Managing Trading Risk: Learning How to Lose

The previous post dealt with managing risk within the trading day. At a larger level, however, every trader must manage risk across a trading career.

A while back, a trader told me he was doubling his money each year in the market and asked if I wanted to invest funds with him. He offered a verified track record of his results. I immediately declined. My rule is that, over time, a trader will always draw down at least half of his or her targeted return rate. Anyone who guns for 100% returns annually will surely, at some point, experience a 50% drawdown. That's not for me.

Risk and reward are always proportional. Those who understood that did not invest with Madoff.

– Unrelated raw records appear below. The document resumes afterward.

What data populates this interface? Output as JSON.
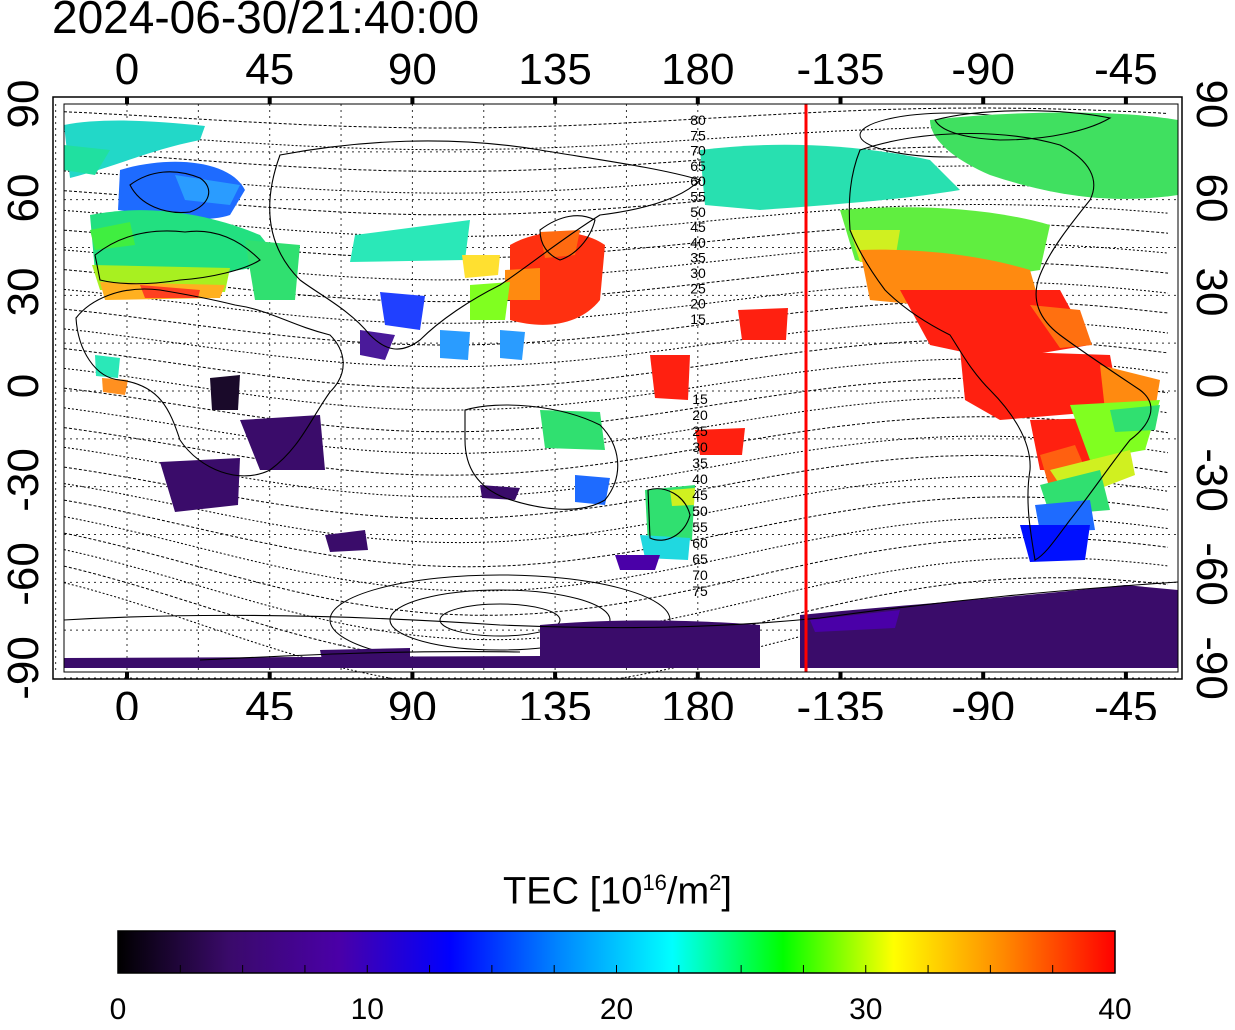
{
  "timestamp": "2024-06-30/21:40:00",
  "map": {
    "top_lon_ticks": [
      "0",
      "45",
      "90",
      "135",
      "180",
      "-135",
      "-90",
      "-45"
    ],
    "bottom_lon_ticks": [
      "0",
      "45",
      "90",
      "135",
      "180",
      "-135",
      "-90",
      "-45"
    ],
    "left_lat_ticks": [
      "90",
      "60",
      "30",
      "0",
      "-30",
      "-60",
      "-90"
    ],
    "right_lat_ticks": [
      "90",
      "60",
      "30",
      "0",
      "-30",
      "-60",
      "-90"
    ],
    "contour_labels_north": [
      "80",
      "75",
      "70",
      "65",
      "60",
      "55",
      "50",
      "45",
      "40",
      "35",
      "30",
      "25",
      "20",
      "15"
    ],
    "contour_labels_south": [
      "15",
      "20",
      "25",
      "30",
      "35",
      "40",
      "45",
      "50",
      "55",
      "60",
      "65",
      "70",
      "75"
    ],
    "terminator_color": "#ff0000"
  },
  "colorbar": {
    "title_main": "TEC  [10",
    "title_exp1": "16",
    "title_mid": "/m",
    "title_exp2": "2",
    "title_end": "]",
    "ticks": [
      "0",
      "10",
      "20",
      "30",
      "40"
    ],
    "min": 0,
    "max": 40,
    "stops": [
      "#000000",
      "#3a0a6a",
      "#4a00a8",
      "#0000ff",
      "#0088ff",
      "#00ffff",
      "#00ff00",
      "#ffff00",
      "#ff8800",
      "#ff0000"
    ]
  }
}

A trader told me that he made a sizable six figures in a day of trading. Later, he wrote to me in a tizzy because he had lost six figures. Another one of my rules is that you should always trade small enough to comfortably weather five consecutive stop outs. If you trade enough, that series of losers *will* occur. Risk 10% of your capital in your trades and it's Russian roulette: eventually you'll come to that chamber that has the bullet of five consecutive losses.

If 20% of my capital is the maximum that I can countenance losing over time, I am going to trade smaller when I draw down 5%, smaller still when down 10%, and smaller yet when down 15%. As I'm trading worse, I'm risking less. I make it more difficult to hit my 20% threshold because I'm putting less capital at risk during drawdown periods.

Conversely, by risking a fixed fraction of my capital when making money, I naturally achieve greater risk/reward as I am trading well.

I know from experience that, at some point over time, I will draw down 10 times what I'm willing to risk on a single trade. If I risk one percent of my capital in a trade, I'd better be prepared to endure a 10% drawdown in capital at some point in the future. If I risk 5% of my capital in each trade, I'll eventually lose at least half of my money. Probability and psychology guarantee slumps; wise traders plan for them.

So much of trading success is knowing how to lose.